Green taxes form up to 20 per cent of household gas and electricity bills, energy campaigners have warned.
Families are being forced to pay an average of £200 a year in taxes on their energy bills to fund Britain’s investment in wind and solar power.
Campaigners last night demanded greater transparency from energy companies over the levies and accused the government of hiding behind suppliers to raise revenues by the back door.
The call comes amid mounting pressure on energy companies for a fresh inquiry into price rises after the latest round of increases led to accusations of profiteering.
Dr Benny Peiser, director of the Global Warming Policy Foundation, said the rising price of fuel was partly caused by Britain’s “stubborn but wrong headed commitment to renewable energy”.
British households spends £608 a year on gas and another £424 on electricity on average. Green taxes make up between £154 and £206 of that bill, said Dr Peiser.
“Despite the growing cost of these taxes, you won’t find any mention of them at all on your gas and electricity bills,’ he said.
“That, of course, suits the Government down to the ground. If it raised the huge sums required to encourage renewable energy and limit carbon emission through general taxation it would make the Government itself very unpopular.
“But by doing it through electricity and gas bills, the Government has cleverly ensure that it’s the power companies that take the blame.”
Under the Climate Change Act, the Government is legally bound to cut Britain’s C02 emissions by 34 per cent by 2020 and 50 per cent by 2025.
To meet its targets the Government is encouraging the building of 10,000 wind turbines. It also wants power companies to install £7 billion worth of smart meters in homes.
Last year, research suggested that Green taxes will put an extra £50 on household energy bills as their impact trebles over a decade, research shows.

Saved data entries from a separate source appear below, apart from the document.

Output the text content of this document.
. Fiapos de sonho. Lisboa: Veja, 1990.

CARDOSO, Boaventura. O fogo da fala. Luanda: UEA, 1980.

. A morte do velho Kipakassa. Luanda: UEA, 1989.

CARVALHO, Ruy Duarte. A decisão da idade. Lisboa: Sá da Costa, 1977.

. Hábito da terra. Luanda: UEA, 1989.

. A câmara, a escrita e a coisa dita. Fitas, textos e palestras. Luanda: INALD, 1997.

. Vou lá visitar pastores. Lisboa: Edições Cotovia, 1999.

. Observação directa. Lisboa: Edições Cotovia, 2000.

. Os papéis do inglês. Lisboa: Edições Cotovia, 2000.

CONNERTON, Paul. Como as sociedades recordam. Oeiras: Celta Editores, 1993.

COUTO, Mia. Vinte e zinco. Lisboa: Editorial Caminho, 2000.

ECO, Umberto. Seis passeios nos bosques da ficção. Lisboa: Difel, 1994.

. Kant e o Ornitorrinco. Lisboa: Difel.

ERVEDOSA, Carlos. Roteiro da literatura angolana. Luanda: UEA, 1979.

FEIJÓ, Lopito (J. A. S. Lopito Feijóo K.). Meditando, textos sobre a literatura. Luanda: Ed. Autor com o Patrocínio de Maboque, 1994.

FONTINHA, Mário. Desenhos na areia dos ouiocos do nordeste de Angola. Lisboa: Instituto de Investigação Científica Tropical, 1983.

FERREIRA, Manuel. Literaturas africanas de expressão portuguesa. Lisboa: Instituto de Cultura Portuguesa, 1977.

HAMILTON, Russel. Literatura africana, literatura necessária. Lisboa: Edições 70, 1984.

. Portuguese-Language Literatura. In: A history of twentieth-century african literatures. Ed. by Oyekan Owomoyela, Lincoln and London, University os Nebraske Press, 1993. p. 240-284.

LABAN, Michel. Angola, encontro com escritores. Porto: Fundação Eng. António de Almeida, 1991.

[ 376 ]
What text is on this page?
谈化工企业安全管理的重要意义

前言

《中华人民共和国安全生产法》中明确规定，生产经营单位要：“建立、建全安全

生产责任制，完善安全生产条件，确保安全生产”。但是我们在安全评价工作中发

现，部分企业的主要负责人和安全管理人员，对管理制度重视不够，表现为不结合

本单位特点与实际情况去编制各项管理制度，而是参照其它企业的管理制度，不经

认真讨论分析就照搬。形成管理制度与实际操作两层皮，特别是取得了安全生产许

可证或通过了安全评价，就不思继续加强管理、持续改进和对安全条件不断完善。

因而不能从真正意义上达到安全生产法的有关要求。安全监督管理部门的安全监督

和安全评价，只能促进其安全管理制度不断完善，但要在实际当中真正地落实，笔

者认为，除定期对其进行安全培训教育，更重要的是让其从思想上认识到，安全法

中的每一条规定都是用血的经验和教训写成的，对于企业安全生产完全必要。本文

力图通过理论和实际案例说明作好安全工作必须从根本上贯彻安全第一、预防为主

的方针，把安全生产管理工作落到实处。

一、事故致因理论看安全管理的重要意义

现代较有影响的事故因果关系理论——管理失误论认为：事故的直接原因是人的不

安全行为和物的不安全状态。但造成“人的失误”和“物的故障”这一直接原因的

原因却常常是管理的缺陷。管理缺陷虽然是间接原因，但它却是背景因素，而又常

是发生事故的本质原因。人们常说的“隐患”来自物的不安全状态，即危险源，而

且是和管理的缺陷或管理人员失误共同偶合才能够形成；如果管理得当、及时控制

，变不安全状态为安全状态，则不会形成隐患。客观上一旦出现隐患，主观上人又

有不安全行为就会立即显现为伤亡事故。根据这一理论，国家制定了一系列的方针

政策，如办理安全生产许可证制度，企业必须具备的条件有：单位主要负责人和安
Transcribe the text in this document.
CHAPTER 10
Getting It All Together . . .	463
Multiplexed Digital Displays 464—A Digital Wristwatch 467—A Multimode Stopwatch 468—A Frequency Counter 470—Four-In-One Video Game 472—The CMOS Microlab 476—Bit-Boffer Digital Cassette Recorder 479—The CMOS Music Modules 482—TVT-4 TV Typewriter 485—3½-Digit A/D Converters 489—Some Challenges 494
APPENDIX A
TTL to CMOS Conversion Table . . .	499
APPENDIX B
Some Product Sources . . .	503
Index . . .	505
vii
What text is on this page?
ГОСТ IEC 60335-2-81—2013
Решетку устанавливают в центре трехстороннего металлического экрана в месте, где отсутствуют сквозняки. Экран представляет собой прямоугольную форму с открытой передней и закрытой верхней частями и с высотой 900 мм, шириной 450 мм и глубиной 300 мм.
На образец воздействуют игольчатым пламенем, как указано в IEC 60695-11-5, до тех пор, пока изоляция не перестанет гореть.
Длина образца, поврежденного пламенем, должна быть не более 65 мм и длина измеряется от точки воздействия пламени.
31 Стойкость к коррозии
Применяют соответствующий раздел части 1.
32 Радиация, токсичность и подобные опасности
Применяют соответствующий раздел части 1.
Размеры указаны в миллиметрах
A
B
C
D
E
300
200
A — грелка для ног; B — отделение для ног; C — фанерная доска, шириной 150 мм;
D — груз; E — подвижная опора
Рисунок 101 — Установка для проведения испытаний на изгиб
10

Politicians yesterday called on the Government to force energy companies to declare the prices they pay for gas and electricity, so that customers can then compare these with what they are being charged. They also called for the industry to be referred to the Competition Commission.
Scottish Power announced on Tuesday that it was increasing customers’ average annual bills by almost £200 from Aug 1, citing a 30 per cent rise in wholesale prices. Other companies are expected to follow within weeks. The company blamed wholesale price increases for the rise, even though these have not been as high as in previous years.
Tim Yeo, Conservative MP and head of the Commons’ energy and climate change committee, said: “If energy companies want to win back trust, they should make clear what they have paid.
“Until we have that transparency, the public will remain suspicious that prices go up rather quickly and come down rather slowly. The amount by which companies increase their prices should relate to what they have actually paid rather than to some theoretical calculation.”